The snipers opened fire on crowds that flocked to a sit-in at Sanaa University after Friday prayers. Protesters said they had caught at least seven snipers carrying government identity cards, but President Ali Abdullah Saleh denied this, blaming gunmen among the protesters for the violence.
""I find myself compelled to submit my resignation ... after the heinous massacre in Sanaa yesterday ... Nothing can justify the deaths of scores of youths whose only sin was to exercise the freedom guaranteed by Islam and the constitution to demand change,"" Mustafa said on his Facebook page.
Another party member, Mohamed Saleh Qara'a, told Reuters he had also quit because of the ""completely unacceptable"" violence. The tourism minister and the head of the party's foreign affairs committee resigned on Friday.
Inspired by mass protests that toppled the leaders of Tunisia and Egypt, demonstrators have been demanding for weeks that veteran president Saleh step down. More than 70 people have been killed.
Austrian energy firm OMV halted production at the Uqlah oilfield in Shabwa province and will withdraw its staff due to security concerns, a Yemeni oil source said on Saturday.
OMV said on Tuesday it would not be able to transport oil through a Yemeni export pipeline for a few days, after the pipeline was blown up by disgruntled tribesmen.
Friday's bloodshed prompted Saleh, struggling to preserve his 32-year rule, to declare a state of emergency for 30 days that restricts freedom of movement and the right to gather. It also grants police more leeway to make inspections and arrests.
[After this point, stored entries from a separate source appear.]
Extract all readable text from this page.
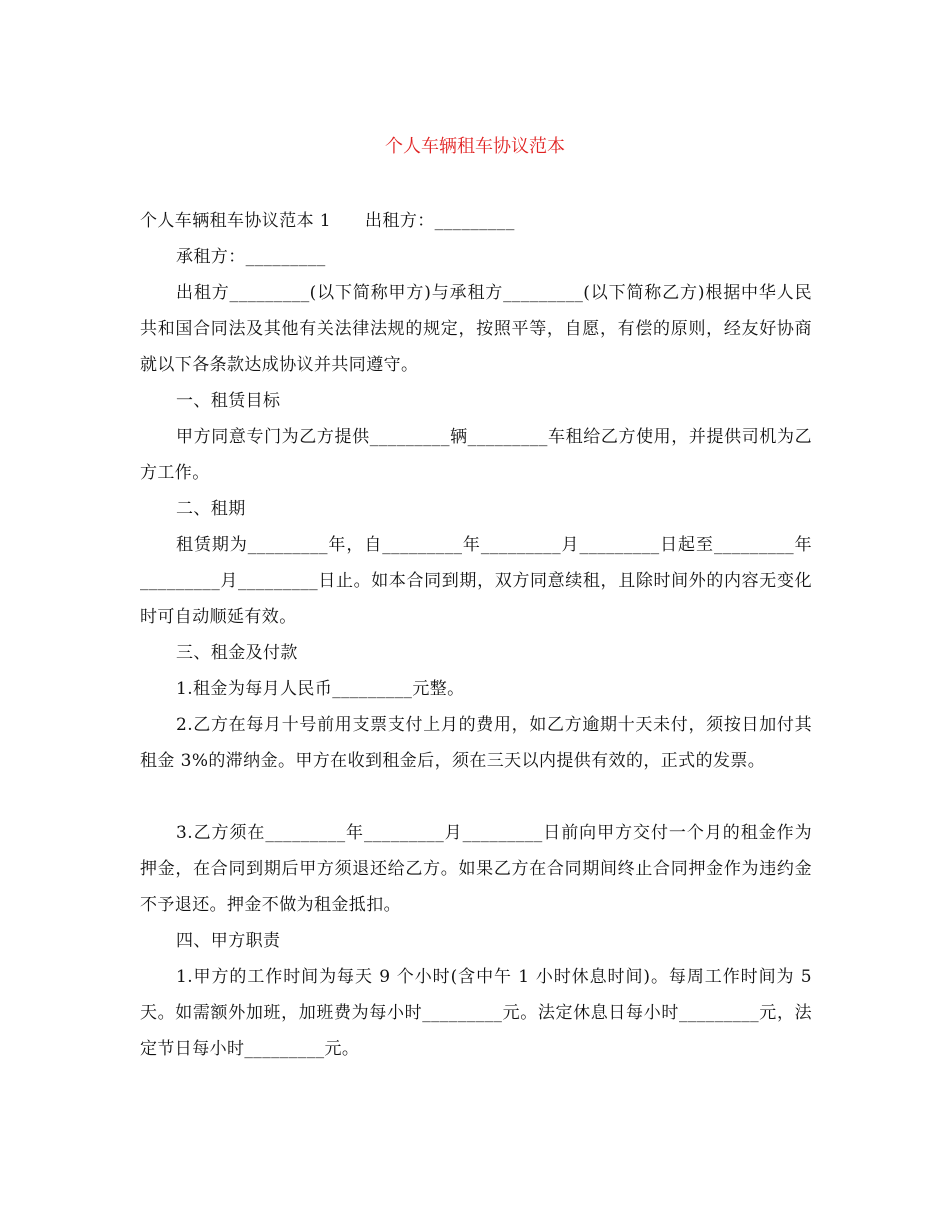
个人车辆租车协议范本
个人车辆租车协议范本 1 出租方：_________
承租方：_________
出租方_________(以下简称甲方)与承租方_________(以下简称乙方)根据中华人民共和国合同法及其他有关法律法规的规定，按照平等，自愿，有偿的原则，经友好协商就以下各条款达成协议并共同遵守。
一、租赁目标
甲方同意专门为乙方提供_________辆_________车租给乙方使用，并提供司机为乙方工作。
二、租期
租赁期为_________年，自_________年_________月_________日起至_________年_________月_________日止。如本合同到期，双方同意续租，且除时间外的内容无变化时可自动顺延有效。
三、租金及付款
1.租金为每月人民币_________元整。
2.乙方在每月十号前用支票支付上月的费用，如乙方逾期十天未付，须按日加付其租金 3%的滞纳金。甲方在收到租金后，须在三天以内提供有效的，正式的发票。
3.乙方须在_________年_________月_________日前向甲方交付一个月的租金作为押金，在合同到期后甲方须退还给乙方。如果乙方在合同期间终止合同押金作为违约金不予退还。押金不做为租金抵扣。
四、甲方职责
1.甲方的工作时间为每天 9 个小时(含中午 1 小时休息时间)。每周工作时间为 5 天。如需额外加班，加班费为每小时_________元。法定休息日每小时_________元，法定节日每小时_________元。
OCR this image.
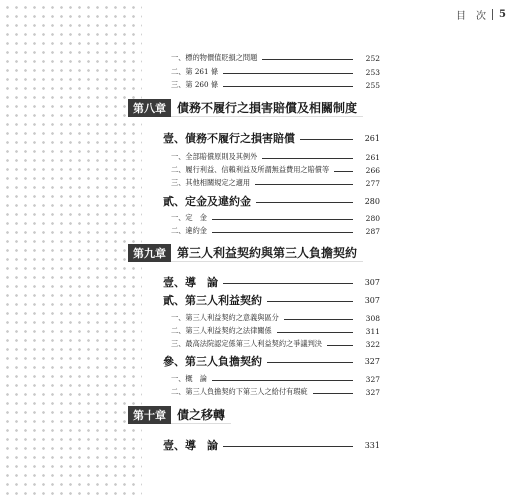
目　次 5
一、標的物價值貶損之問題	252
二、第 261 條	253
三、第 260 條	255
第八章 債務不履行之損害賠償及相關制度
壹、債務不履行之損害賠償	261
一、全部賠償原則及其例外	261
二、履行利益、信賴利益及所謂無益費用之賠償等	266
三、其他相關規定之適用	277
貳、定金及違約金	280
一、定　金	280
二、違約金	287
第九章 第三人利益契約與第三人負擔契約
壹、導　論	307
貳、第三人利益契約	307
一、第三人利益契約之意義與區分	308
二、第三人利益契約之法律關係	311
三、最高法院認定係第三人利益契約之爭議判決	322
參、第三人負擔契約	327
一、概　論	327
二、第三人負擔契約下第三人之給付有瑕疵	327
第十章 債之移轉
壹、導　論	331
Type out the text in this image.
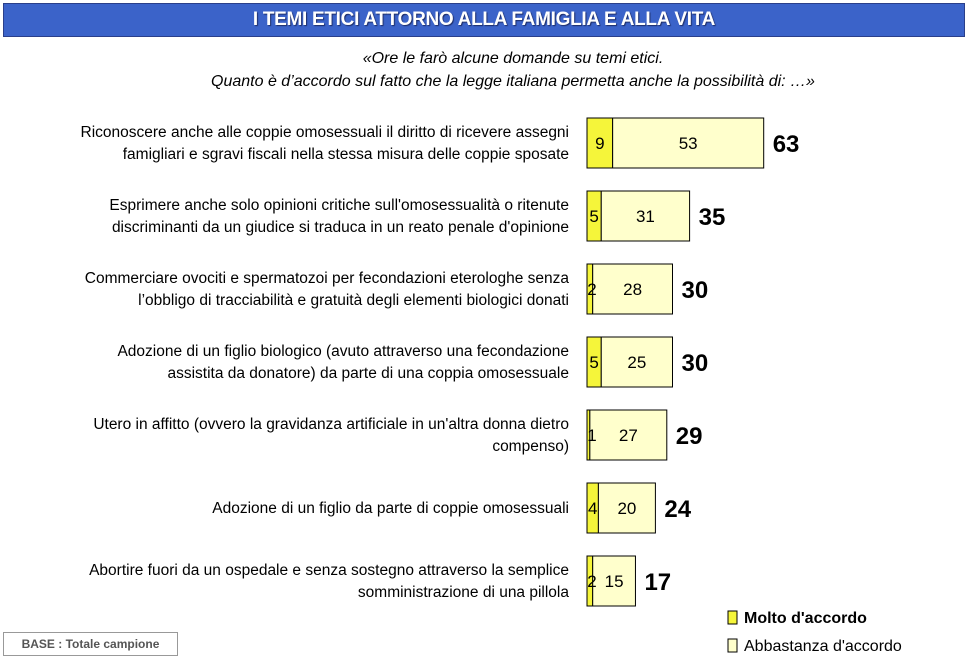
I TEMI ETICI ATTORNO ALLA FAMIGLIA E ALLA VITA
«Ore le farò alcune domande su temi etici.
Quanto è d’accordo sul fatto che la legge italiana permetta anche la possibilità di: …»
Riconoscere anche alle coppie omosessuali il diritto di ricevere assegni
famigliari e sgravi fiscali nella stessa misura delle coppie sposate
9	53	63
Esprimere anche solo opinioni critiche sull'omosessualità o ritenute
discriminanti da un giudice si traduca in un reato penale d'opinione
5 31 35
Commerciare ovociti e spermatozoi per fecondazioni eterologhe senza
l’obbligo di tracciabilità e gratuità degli elementi biologici donati
2 28 30
Adozione di un figlio biologico (avuto attraverso una fecondazione
assistita da donatore) da parte di una coppia omosessuale
5 25 30
Utero in affitto (ovvero la gravidanza artificiale in un'altra donna dietro
compenso)
1 27 29
Adozione di un figlio da parte di coppie omosessuali 4 20 24
Abortire fuori da un ospedale e senza sostegno attraverso la semplice
somministrazione di una pillola
2 15 17
Molto d'accordo
Abbastanza d'accordo
BASE : Totale campione
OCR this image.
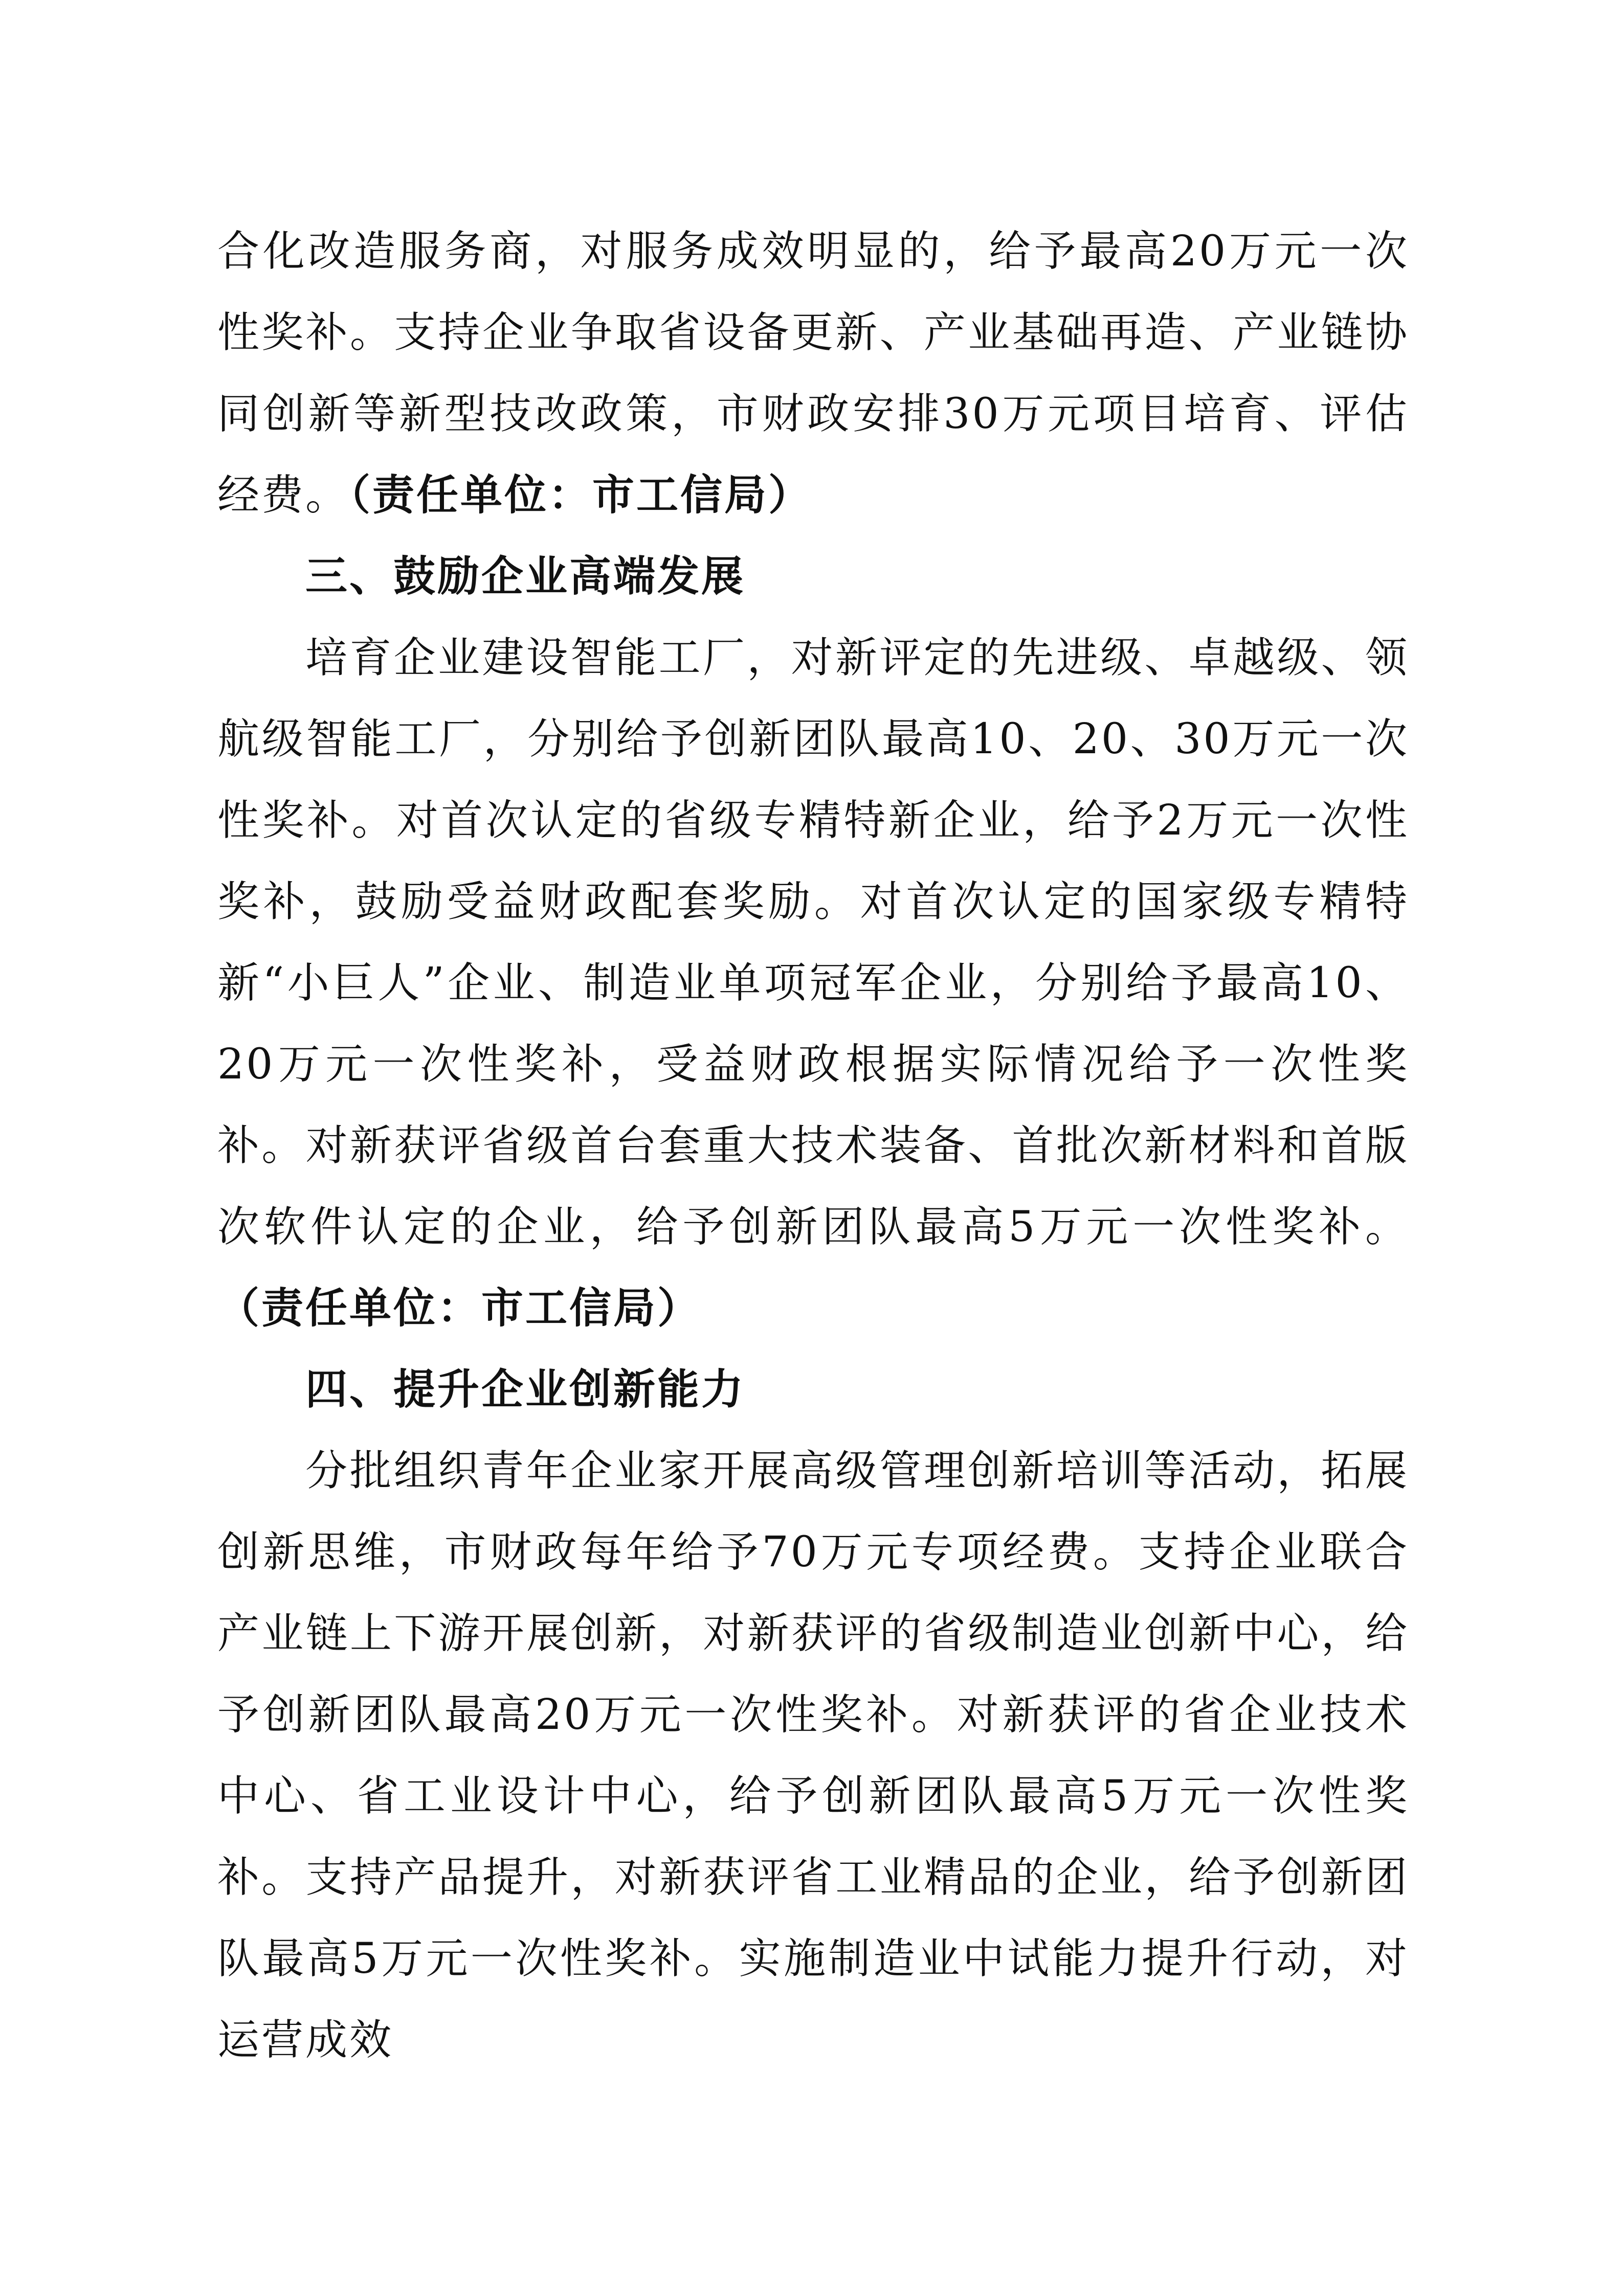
合化改造服务商，对服务成效明显的，给予最高20万元一次性奖补。支持企业争取省设备更新、产业基础再造、产业链协同创新等新型技改政策，市财政安排30万元项目培育、评估经费。（责任单位：市工信局）

三、鼓励企业高端发展

培育企业建设智能工厂，对新评定的先进级、卓越级、领航级智能工厂，分别给予创新团队最高10、20、30万元一次性奖补。对首次认定的省级专精特新企业，给予2万元一次性奖补，鼓励受益财政配套奖励。对首次认定的国家级专精特新“小巨人”企业、制造业单项冠军企业，分别给予最高10、20万元一次性奖补，受益财政根据实际情况给予一次性奖补。对新获评省级首台套重大技术装备、首批次新材料和首版次软件认定的企业，给予创新团队最高5万元一次性奖补。（责任单位：市工信局）

四、提升企业创新能力

分批组织青年企业家开展高级管理创新培训等活动，拓展创新思维，市财政每年给予70万元专项经费。支持企业联合产业链上下游开展创新，对新获评的省级制造业创新中心，给予创新团队最高20万元一次性奖补。对新获评的省企业技术中心、省工业设计中心，给予创新团队最高5万元一次性奖补。支持产品提升，对新获评省工业精品的企业，给予创新团队最高5万元一次性奖补。实施制造业中试能力提升行动，对运营成效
Tanks were deployed for the first time since the unrest began. Yemen is the second country in the region to announce emergency rule this week, after Bahrain declared martial law on Tuesday.
Two out of every five Yemenis live on less than $2 per day. The U.S.-allied government faces separatists in the south, maintains a shaky truce with rebels in the north and is fighting an aggressive local al Qaeda wing.
Saleh has rejected demands to step down immediately but promised to leave office when his term expires in 2013. He has also offered a new constitution with a stronger parliament.
The opposition said there was no way it could negotiate with Saleh's government after Friday's killings.
""Sending tanks to the streets is a sign that the regime is in a state of panic. But Yemenis are determined to move forward with their peaceful revolution until the fall of the regime,"" said opposition spokesman Mohammed al-Sabri.
""Tanks don't scare us. They have killed dozens of us and hundreds were wounded. And we are not leaving until Ali Abdullah Saleh leaves,"" said Abdullah Saif, one of the protesters.
In the southern port city of Aden, police shot and wounded six protesters as they tried to disperse demonstrators holding a sit-in in a main street, residents said.
The United States and France condemned Friday's violence. U.S. President Barack Obama urged Sanaa to protect peaceful protesters and said those responsible must be held accountable.